To use the MERGE statement in a package, follow these steps:
Create a Data Flow task that loads, transforms, and saves the source data to a temporary or staging table.
Create an Execute SQL task that contains the MERGE statement.
Connect the Data Flow task to the Execute SQL task, and use the data in the staging table as the input for the MERGE statement.
Although a MERGE statement typically requires a staging table in this scenario, the performance of the MERGE statement usually exceeds that of the row-by-row lookup performed by the Lookup transformation. MERGE is also useful when the large size of a lookup table would test the memory that is available to the Lookup transformation for caching its reference table.
The remainder of this topic discusses some additional uses for the MERGE statement.

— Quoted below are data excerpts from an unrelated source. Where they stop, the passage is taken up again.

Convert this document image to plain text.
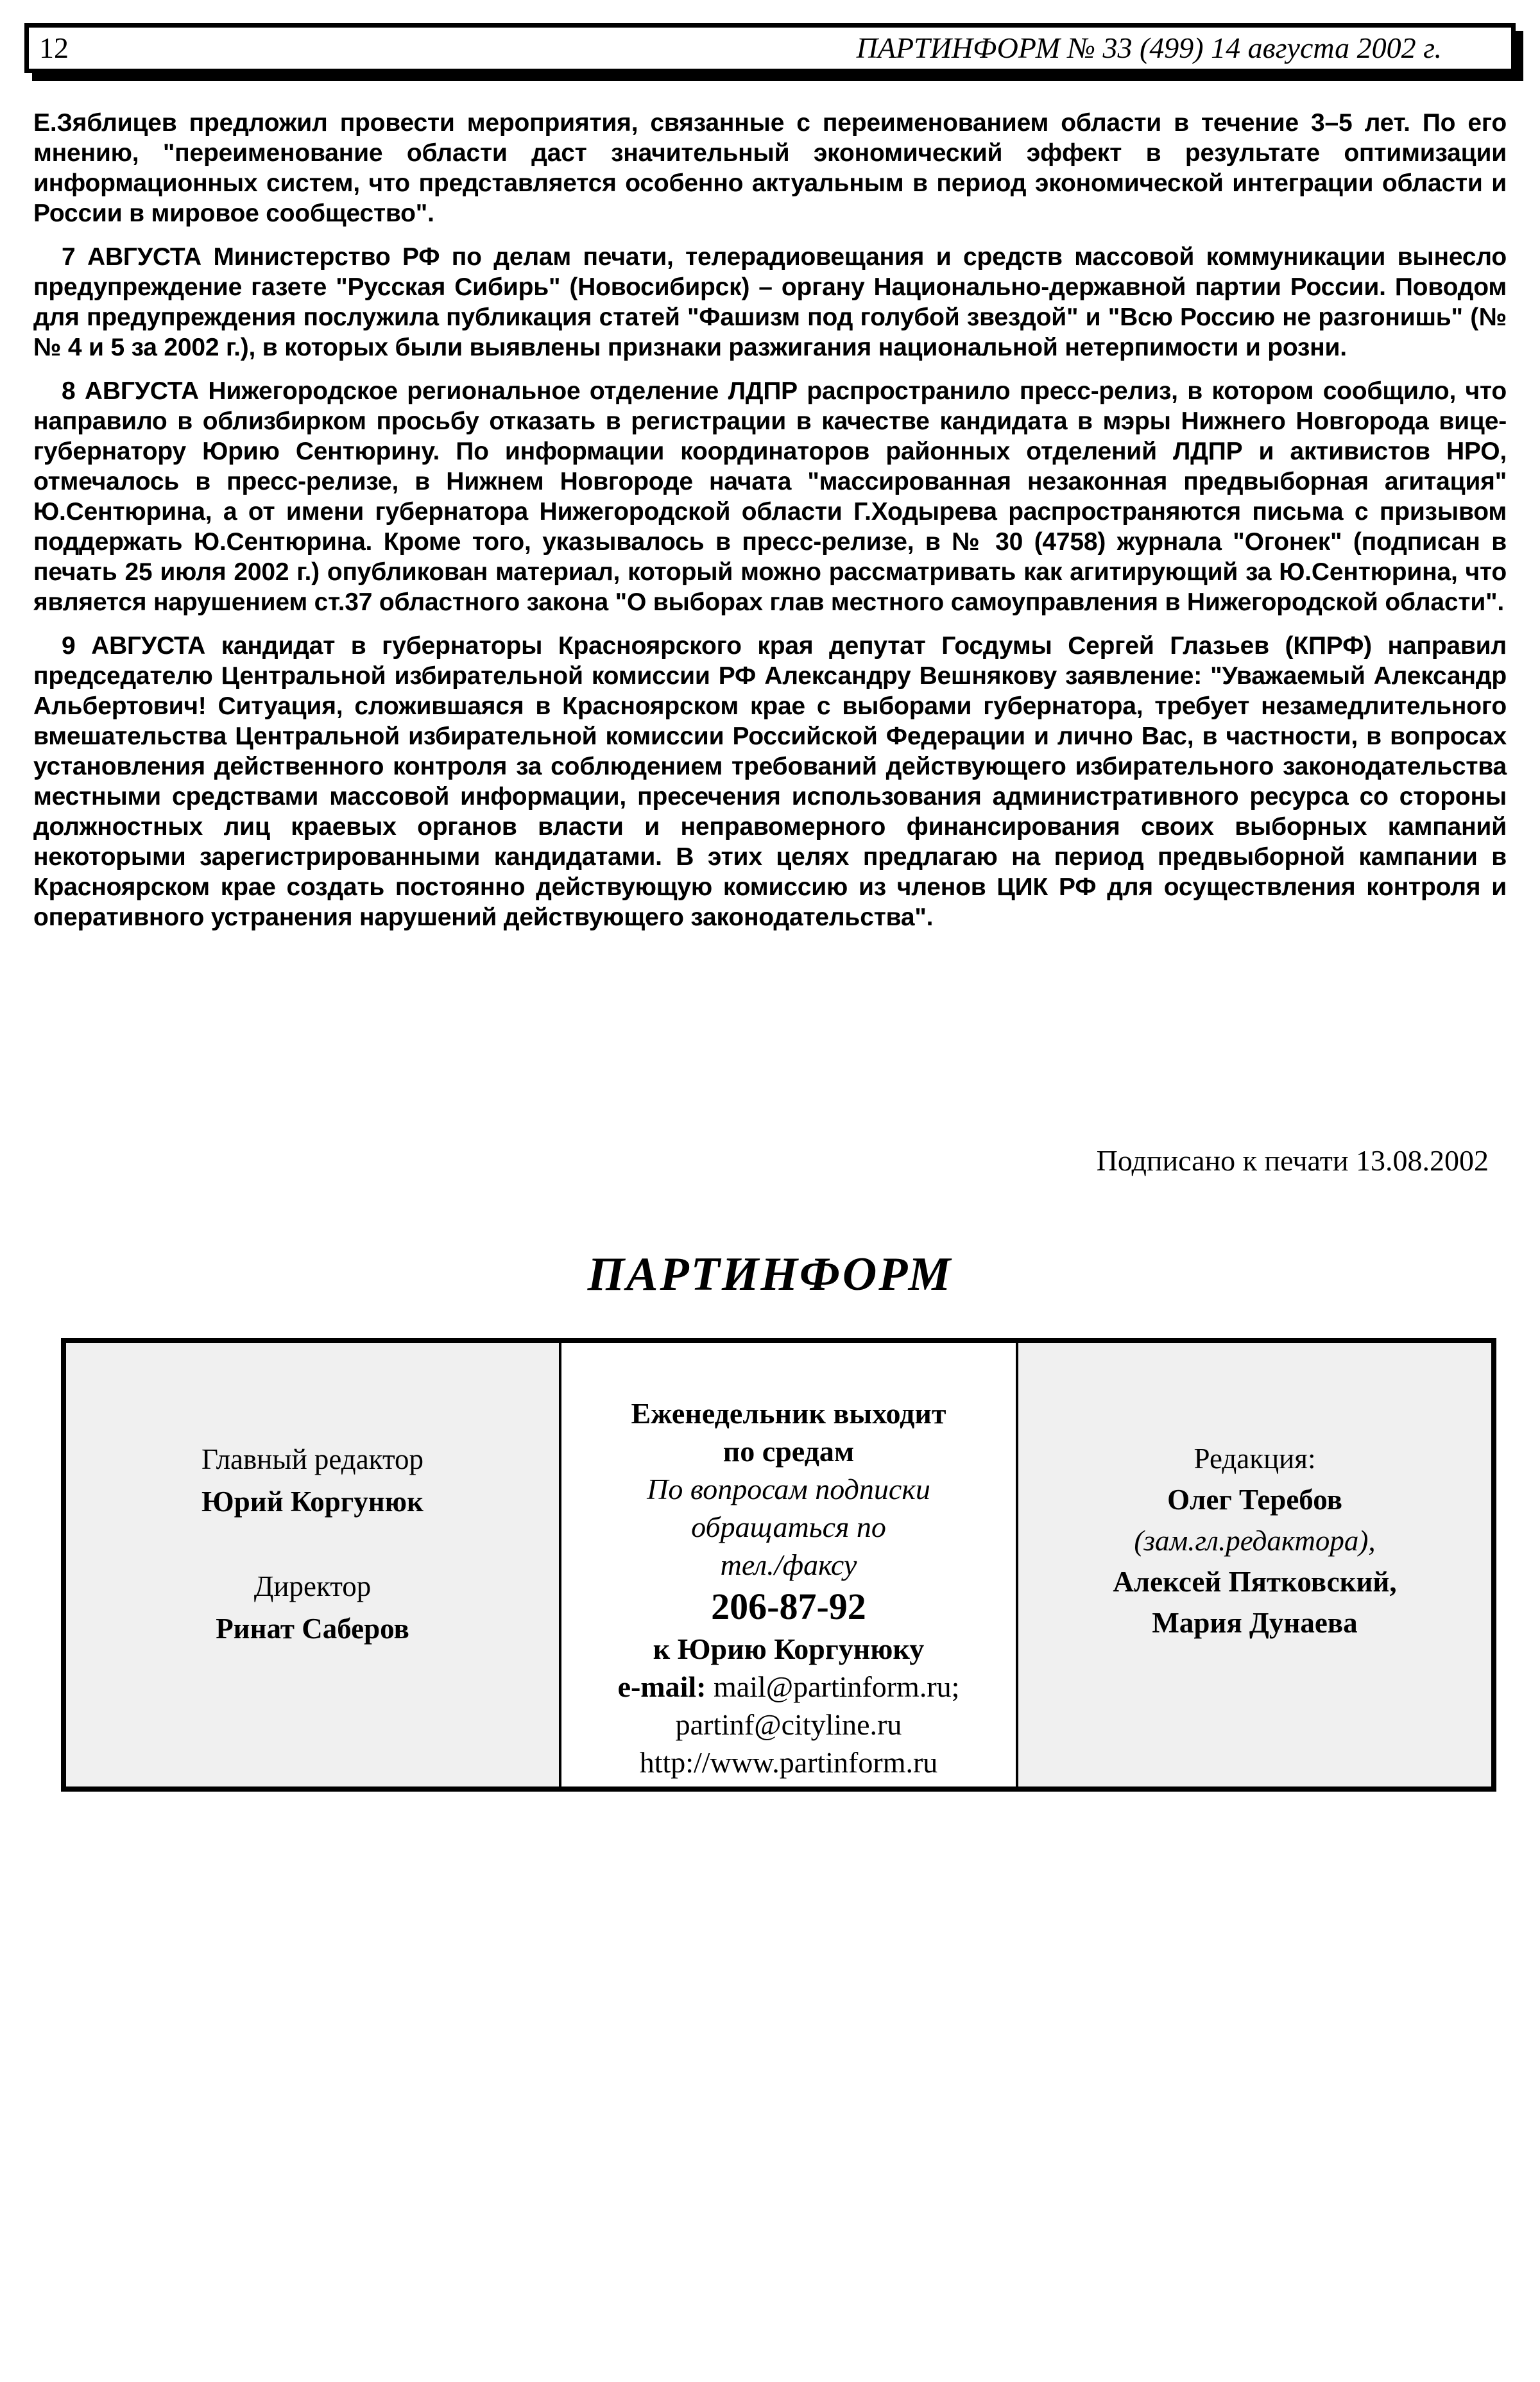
12	ПАРТИНФОРМ № 33 (499) 14 августа 2002 г.

Е.Зяблицев предложил провести мероприятия, связанные с переименованием области в течение 3–5 лет. По его мнению, "переименование области даст значительный экономический эффект в результате оптимизации информационных систем, что представляется особенно актуальным в период экономической интеграции области и России в мировое сообщество".

7 АВГУСТА Министерство РФ по делам печати, телерадиовещания и средств массовой коммуникации вынесло предупреждение газете "Русская Сибирь" (Новосибирск) – органу Национально-державной партии России. Поводом для предупреждения послужила публикация статей "Фашизм под голубой звездой" и "Всю Россию не разгонишь" (№№ 4 и 5 за 2002 г.), в которых были выявлены признаки разжигания национальной нетерпимости и розни.

8 АВГУСТА Нижегородское региональное отделение ЛДПР распространило пресс-релиз, в котором сообщило, что направило в облизбирком просьбу отказать в регистрации в качестве кандидата в мэры Нижнего Новгорода вице-губернатору Юрию Сентюрину. По информации координаторов районных отделений ЛДПР и активистов НРО, отмечалось в пресс-релизе, в Нижнем Новгороде начата "массированная незаконная предвыборная агитация" Ю.Сентюрина, а от имени губернатора Нижегородской области Г.Ходырева распространяются письма с призывом поддержать Ю.Сентюрина. Кроме того, указывалось в пресс-релизе, в № 30 (4758) журнала "Огонек" (подписан в печать 25 июля 2002 г.) опубликован материал, который можно рассматривать как агитирующий за Ю.Сентюрина, что является нарушением ст.37 областного закона "О выборах глав местного самоуправления в Нижегородской области".

9 АВГУСТА кандидат в губернаторы Красноярского края депутат Госдумы Сергей Глазьев (КПРФ) направил председателю Центральной избирательной комиссии РФ Александру Вешнякову заявление: "Уважаемый Александр Альбертович! Ситуация, сложившаяся в Красноярском крае с выборами губернатора, требует незамедлительного вмешательства Центральной избирательной комиссии Российской Федерации и лично Вас, в частности, в вопросах установления действенного контроля за соблюдением требований действующего избирательного законодательства местными средствами массовой информации, пресечения использования административного ресурса со стороны должностных лиц краевых органов власти и неправомерного финансирования своих выборных кампаний некоторыми зарегистрированными кандидатами. В этих целях предлагаю на период предвыборной кампании в Красноярском крае создать постоянно действующую комиссию из членов ЦИК РФ для осуществления контроля и оперативного устранения нарушений действующего законодательства".

Подписано к печати 13.08.2002
ПАРТИНФОРМ
Главный редактор
Юрий Коргунюк
Директор
Ринат Саберов
Еженедельник выходит
по средам
По вопросам подписки
обращаться по
тел./факсу
206-87-92
к Юрию Коргунюку
e-mail: mail@partinform.ru;
partinf@cityline.ru
http://www.partinform.ru
Редакция:
Олег Теребов
(зам.гл.редактора),
Алексей Пятковский,
Мария Дунаева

For more information and examples of how to use the MERGE operation, see Inserting, Updating, and Deleting Data by Using MERGE.
For a sample destination component that supports the use of the MERGE statement, see the CodePlex community sample, MERGE Destination.

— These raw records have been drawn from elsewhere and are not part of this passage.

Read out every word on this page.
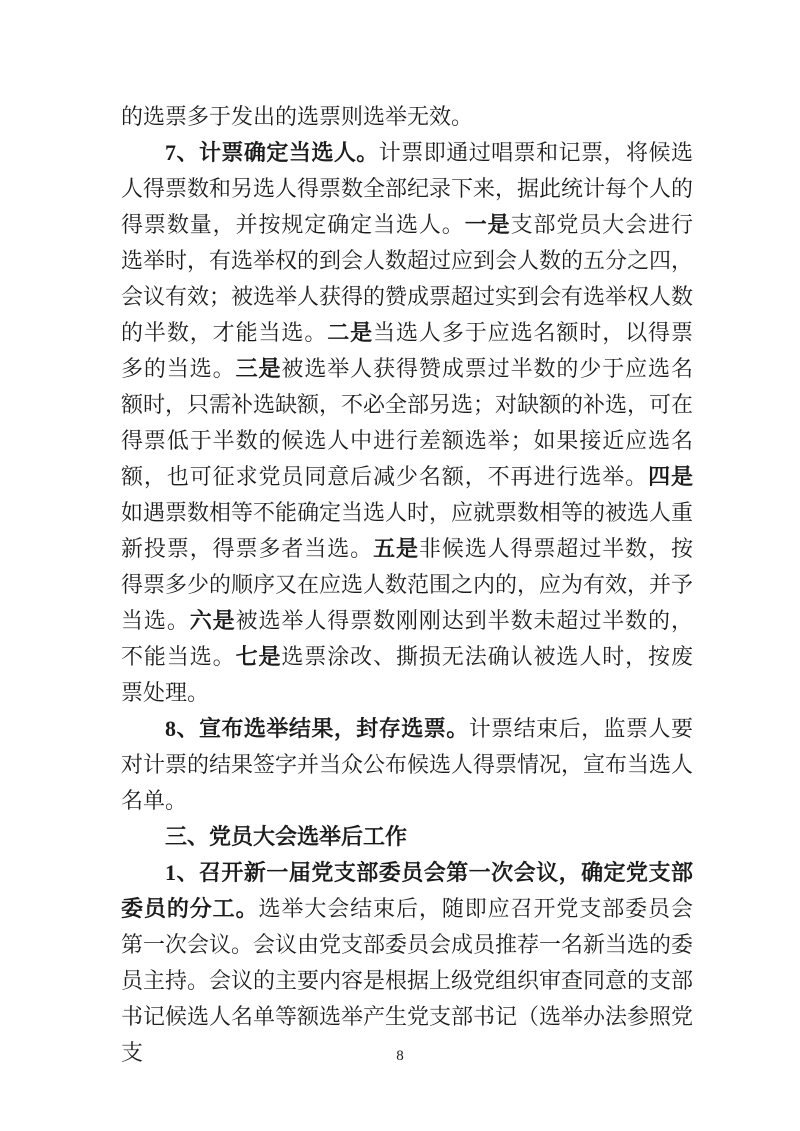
的选票多于发出的选票则选举无效。

7、计票确定当选人。计票即通过唱票和记票，将候选人得票数和另选人得票数全部纪录下来，据此统计每个人的得票数量，并按规定确定当选人。一是支部党员大会进行选举时，有选举权的到会人数超过应到会人数的五分之四，会议有效；被选举人获得的赞成票超过实到会有选举权人数的半数，才能当选。二是当选人多于应选名额时，以得票多的当选。三是被选举人获得赞成票过半数的少于应选名额时，只需补选缺额，不必全部另选；对缺额的补选，可在得票低于半数的候选人中进行差额选举；如果接近应选名额，也可征求党员同意后减少名额，不再进行选举。四是如遇票数相等不能确定当选人时，应就票数相等的被选人重新投票，得票多者当选。五是非候选人得票超过半数，按得票多少的顺序又在应选人数范围之内的，应为有效，并予当选。六是被选举人得票数刚刚达到半数未超过半数的，不能当选。七是选票涂改、撕损无法确认被选人时，按废票处理。

8、宣布选举结果，封存选票。计票结束后，监票人要对计票的结果签字并当众公布候选人得票情况，宣布当选人名单。

三、党员大会选举后工作

1、召开新一届党支部委员会第一次会议，确定党支部委员的分工。选举大会结束后，随即应召开党支部委员会第一次会议。会议由党支部委员会成员推荐一名新当选的委员主持。会议的主要内容是根据上级党组织审查同意的支部书记候选人名单等额选举产生党支部书记（选举办法参照党支	8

The change data capture functionality that is new in SQL Server 2008 makes it easier to perform incremental loads reliably to a data warehouse. As an alternative to using parameterized OLE DB Command transformations to perform the inserts and the updates, you can use the MERGE statement to combine both operations.

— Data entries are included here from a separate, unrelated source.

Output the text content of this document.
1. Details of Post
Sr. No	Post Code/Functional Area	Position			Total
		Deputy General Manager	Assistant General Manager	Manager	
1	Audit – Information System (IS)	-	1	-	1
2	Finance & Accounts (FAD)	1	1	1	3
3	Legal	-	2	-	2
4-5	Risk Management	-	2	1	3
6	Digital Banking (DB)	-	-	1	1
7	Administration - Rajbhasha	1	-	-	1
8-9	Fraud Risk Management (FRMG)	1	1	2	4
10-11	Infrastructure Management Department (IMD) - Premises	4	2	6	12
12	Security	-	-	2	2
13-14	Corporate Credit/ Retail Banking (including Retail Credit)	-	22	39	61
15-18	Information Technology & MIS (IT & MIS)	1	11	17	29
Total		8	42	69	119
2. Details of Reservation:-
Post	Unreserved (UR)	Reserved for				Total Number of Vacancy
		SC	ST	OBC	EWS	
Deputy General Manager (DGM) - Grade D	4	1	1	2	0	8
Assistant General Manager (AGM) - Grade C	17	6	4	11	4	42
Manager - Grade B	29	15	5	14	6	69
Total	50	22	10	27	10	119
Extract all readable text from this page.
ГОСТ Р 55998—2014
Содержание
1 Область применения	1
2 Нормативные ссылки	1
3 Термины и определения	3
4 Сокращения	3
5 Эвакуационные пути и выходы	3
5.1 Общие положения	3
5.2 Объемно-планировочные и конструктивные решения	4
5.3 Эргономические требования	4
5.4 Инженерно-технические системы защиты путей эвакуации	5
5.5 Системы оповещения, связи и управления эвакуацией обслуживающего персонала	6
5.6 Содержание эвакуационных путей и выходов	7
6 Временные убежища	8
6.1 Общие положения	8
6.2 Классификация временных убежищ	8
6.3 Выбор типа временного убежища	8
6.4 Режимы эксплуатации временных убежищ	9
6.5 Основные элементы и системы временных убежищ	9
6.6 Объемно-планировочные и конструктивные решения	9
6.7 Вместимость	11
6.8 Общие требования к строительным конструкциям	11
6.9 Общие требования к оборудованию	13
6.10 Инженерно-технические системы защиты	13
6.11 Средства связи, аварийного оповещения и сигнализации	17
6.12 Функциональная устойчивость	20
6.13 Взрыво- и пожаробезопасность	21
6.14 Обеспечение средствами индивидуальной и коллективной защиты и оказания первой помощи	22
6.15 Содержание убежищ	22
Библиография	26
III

For more information, see Applying the Changes to the Destination.
In the following scenarios, you can use the MERGE statement either outside or inside an Integration Services package. However, an Integration Services package is often required to load this data from multiple heterogeneous sources, and then to combine and cleanse the data. Therefore, you might consider using the MERGE statement in a package for convenience and ease of maintenance.
Tracking Buying Habits
The FactBuyingHabits table in the data warehouse tracks the last date on which a customer bought a given product. The table consists of ProductID, CustomerID and PurchaseDate columns. Every week, the transactional database generates a PurchaseRecords table that includes the purchases made during that week. The objective is to use a single MERGE statement to merge the information in the PurchaseRecords table into the FactBuyingHabits table. For product-customer pairs that do not exist, the MERGE statement inserts new rows. For product-customer pairs that exist, the MERGE statement updates the most recent date-of-purchase.
Tracking Price History
The DimBook table represents the list of books in the inventory of a book seller and identifies the price history of each book. This table has these columns: ISBN, ProductID, Price, Shelf, and IsCurrent. This table also has one row for each price the book has had. One of these rows contains the current price. To indicate which row contains the current price, the value of the IsCurrent column for that row is set to 1.
Every week, the database generates a WeeklyChanges table that contains price changes for the week and new books that were added during the week. By using a single MERGE statement, you can apply the changes in the WeeklyChanges table to the DimBook table. The MERGE statement inserts new rows for newly-added books, and updates the IsCurrent column to 0 for rows of existing books whose prices have changed. The MERGE statement also inserts new rows for books whose prices have changed, and for these new rows, sets the value of the IsCurrent column to 1.
Merging a Table with New Data Against the Old Table
The database models the properties of an object by using an “open schema,” that is, a table contains name-value pairs for each property. The Properties table has three columns: EntityID, PropertyID, and Value. A NewProperties table that is a newer version of the table has to be synchronized with the Properties table. To synchronize these two tables, you can use a single MERGE statement to perform the following operations:
Delete properties from the Properties table if they are absent from the NewProperties table.
Update values for properties that are in the Properties table with new values found in the NewProperties table.
Insert new properties for properties that are in the NewProperties table but are not found in the Properties table.
This approach is useful in scenarios that resemble replication scenarios, where the objective is to keep data in two tables on two servers synchronized.
The Inventory database has a ProductsInventory table that has ProductID and StockOnHand columns. A Shipments table with ProductID, CustomerID, and Quantity columns tracks shipments of products to customers. The ProductInventory table has to be updated daily based on information in the Shipments table. A single MERGE statement can reduce the inventory in the ProductInventory table based on the shipments made. If the inventory for a product has been reduced to 0, that MERGE statement can also delete that product row from the ProductInventory table.